Une coopération à durée indéterminée

S’il est devenu un mastodonte du secteur marchand et compte poursuivre son expansion, le commerce associé entend préserver son identité. Les purs investisseurs en demeurent exclus. Les entrepreneurs doivent présenter un projet solide et être porteurs des valeurs des groupements. « 18,5 % des candidats sont des salariés des groupements, 18 % des enfants d’associés », poursuit Guy Leclerc, qui précise par ailleurs que 16 % sont des transfuges de la franchise. L’ « esprit de famille » est essentiel dans les groupements : il est fréquent qu’un entrepreneur en parraine un autre. L’assistance est également technique et financière.
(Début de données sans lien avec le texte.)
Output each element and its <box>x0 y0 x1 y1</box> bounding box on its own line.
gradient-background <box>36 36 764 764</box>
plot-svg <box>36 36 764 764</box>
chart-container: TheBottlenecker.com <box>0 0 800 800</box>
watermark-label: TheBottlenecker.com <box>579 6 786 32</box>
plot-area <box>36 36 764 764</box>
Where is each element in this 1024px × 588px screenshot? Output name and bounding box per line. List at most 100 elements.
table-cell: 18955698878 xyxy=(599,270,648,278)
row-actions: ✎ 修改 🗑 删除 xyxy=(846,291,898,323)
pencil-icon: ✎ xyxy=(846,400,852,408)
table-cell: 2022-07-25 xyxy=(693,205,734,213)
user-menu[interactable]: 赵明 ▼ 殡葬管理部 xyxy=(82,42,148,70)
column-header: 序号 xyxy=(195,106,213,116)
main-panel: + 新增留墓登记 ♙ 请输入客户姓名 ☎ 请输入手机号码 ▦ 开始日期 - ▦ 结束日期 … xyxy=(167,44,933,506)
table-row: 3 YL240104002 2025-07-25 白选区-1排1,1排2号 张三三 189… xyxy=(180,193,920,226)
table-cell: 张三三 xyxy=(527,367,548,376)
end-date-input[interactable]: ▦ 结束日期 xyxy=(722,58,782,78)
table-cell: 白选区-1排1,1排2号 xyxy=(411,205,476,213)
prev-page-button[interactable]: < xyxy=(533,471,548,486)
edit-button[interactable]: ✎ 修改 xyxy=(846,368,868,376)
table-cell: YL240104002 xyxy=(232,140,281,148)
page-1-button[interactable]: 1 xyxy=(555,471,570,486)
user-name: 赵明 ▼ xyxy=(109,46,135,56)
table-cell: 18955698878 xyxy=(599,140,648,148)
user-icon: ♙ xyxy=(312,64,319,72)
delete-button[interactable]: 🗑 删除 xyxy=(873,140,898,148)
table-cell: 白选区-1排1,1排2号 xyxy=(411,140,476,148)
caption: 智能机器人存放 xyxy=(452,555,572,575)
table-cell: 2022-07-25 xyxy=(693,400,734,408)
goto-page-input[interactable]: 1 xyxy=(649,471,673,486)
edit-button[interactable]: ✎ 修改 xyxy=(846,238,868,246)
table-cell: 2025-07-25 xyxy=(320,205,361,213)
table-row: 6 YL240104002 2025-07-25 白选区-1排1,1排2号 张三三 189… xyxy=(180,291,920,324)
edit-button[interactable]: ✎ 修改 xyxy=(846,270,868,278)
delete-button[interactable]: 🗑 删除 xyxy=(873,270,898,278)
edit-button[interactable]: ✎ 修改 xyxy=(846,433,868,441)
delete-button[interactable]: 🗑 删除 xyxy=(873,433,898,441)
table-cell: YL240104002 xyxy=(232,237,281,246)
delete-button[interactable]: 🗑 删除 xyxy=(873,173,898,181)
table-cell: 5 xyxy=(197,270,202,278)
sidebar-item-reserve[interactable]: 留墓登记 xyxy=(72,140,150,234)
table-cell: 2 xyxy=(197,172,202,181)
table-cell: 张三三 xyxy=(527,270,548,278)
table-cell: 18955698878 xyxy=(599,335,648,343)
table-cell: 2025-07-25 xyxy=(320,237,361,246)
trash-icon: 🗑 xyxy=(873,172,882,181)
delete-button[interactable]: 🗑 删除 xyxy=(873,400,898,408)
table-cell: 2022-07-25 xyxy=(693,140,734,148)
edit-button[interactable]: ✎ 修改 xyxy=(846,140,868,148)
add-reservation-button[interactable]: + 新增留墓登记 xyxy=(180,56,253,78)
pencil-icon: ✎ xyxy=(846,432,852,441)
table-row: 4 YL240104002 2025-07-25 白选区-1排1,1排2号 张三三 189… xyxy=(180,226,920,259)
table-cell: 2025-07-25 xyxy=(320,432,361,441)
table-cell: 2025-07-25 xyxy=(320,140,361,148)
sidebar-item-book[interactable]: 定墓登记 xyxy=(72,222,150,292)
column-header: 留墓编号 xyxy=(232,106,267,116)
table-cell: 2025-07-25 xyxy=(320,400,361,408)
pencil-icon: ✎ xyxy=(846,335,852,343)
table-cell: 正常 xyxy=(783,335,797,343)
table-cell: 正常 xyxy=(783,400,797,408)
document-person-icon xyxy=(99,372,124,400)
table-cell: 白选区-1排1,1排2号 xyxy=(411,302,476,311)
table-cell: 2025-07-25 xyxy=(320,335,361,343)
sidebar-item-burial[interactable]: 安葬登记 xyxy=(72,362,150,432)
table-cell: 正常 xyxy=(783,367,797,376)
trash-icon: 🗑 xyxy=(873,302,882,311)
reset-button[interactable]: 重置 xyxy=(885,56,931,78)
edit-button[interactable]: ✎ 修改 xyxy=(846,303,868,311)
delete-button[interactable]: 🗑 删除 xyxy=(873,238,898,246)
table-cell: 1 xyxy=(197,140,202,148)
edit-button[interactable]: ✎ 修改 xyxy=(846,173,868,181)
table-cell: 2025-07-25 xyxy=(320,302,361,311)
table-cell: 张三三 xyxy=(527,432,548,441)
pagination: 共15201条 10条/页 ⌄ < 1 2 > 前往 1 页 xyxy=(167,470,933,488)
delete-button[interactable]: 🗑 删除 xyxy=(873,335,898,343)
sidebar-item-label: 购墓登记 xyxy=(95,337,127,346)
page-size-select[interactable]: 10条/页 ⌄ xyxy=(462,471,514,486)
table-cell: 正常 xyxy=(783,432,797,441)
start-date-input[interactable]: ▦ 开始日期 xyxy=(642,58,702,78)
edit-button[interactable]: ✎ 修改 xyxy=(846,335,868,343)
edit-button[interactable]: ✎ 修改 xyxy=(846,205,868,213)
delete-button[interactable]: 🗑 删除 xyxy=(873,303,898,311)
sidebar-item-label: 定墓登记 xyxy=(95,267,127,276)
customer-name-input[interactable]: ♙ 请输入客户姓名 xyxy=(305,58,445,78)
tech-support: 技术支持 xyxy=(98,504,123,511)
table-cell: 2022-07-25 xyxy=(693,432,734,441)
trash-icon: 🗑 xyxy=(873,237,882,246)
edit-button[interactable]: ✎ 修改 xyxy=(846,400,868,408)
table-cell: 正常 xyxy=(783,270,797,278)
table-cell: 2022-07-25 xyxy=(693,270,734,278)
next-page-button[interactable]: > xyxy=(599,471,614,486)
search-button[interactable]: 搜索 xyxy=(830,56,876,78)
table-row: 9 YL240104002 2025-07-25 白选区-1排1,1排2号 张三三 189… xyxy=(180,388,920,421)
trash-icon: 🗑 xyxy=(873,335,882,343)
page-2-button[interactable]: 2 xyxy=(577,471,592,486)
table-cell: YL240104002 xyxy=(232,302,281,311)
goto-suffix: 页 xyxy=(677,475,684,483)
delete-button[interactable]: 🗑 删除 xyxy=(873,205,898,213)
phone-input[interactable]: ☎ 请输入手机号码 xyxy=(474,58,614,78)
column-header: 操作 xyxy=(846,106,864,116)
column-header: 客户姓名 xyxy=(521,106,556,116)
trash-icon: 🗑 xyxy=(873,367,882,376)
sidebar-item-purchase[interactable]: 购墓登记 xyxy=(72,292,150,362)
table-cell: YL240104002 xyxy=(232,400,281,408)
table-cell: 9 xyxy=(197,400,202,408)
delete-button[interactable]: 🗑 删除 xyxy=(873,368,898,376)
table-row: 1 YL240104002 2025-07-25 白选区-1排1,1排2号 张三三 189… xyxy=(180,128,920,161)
Les groupements soutiennent les porteurs de projet via la Socorec, société financière dont le capital est détenu par une quarantaine de groupements de commerçants. Cet organisme a financé 400 projets, ce qui représente 125 millions d’euros de crédit. Une fois admis, l’associé entame une coopération à durée indéterminée, contrairement à la franchise où le membre d’un réseau doit renégocier périodiquement son contrat.


« Un homme, une voix »

En adhérant à un groupement, l’entrepreneur achète des parts sociales. Il devra par la suite s’acquitter de cotisations mensuelles ou annuelles pour participer aux charges d’exploitation. En contrepartie, en sa qualité d’actionnaire, il touche des dividendes. Détenteur du capital, il participe pleinement aux décisions stratégiques de l’enseigne selon le principe « un homme, une voix ». Et ce quels que soient son ancienneté ou les résultats de son entreprise. Cette voix, il peut la faire valoir en assemblée générale mais aussi au conseil d’administration et à des commissions. Bref, la prise de décision au sein d’un groupement peut s’avérer longue. Mais cette gouvernance participative incite les adhérents à appliquer rapidement les résolutions.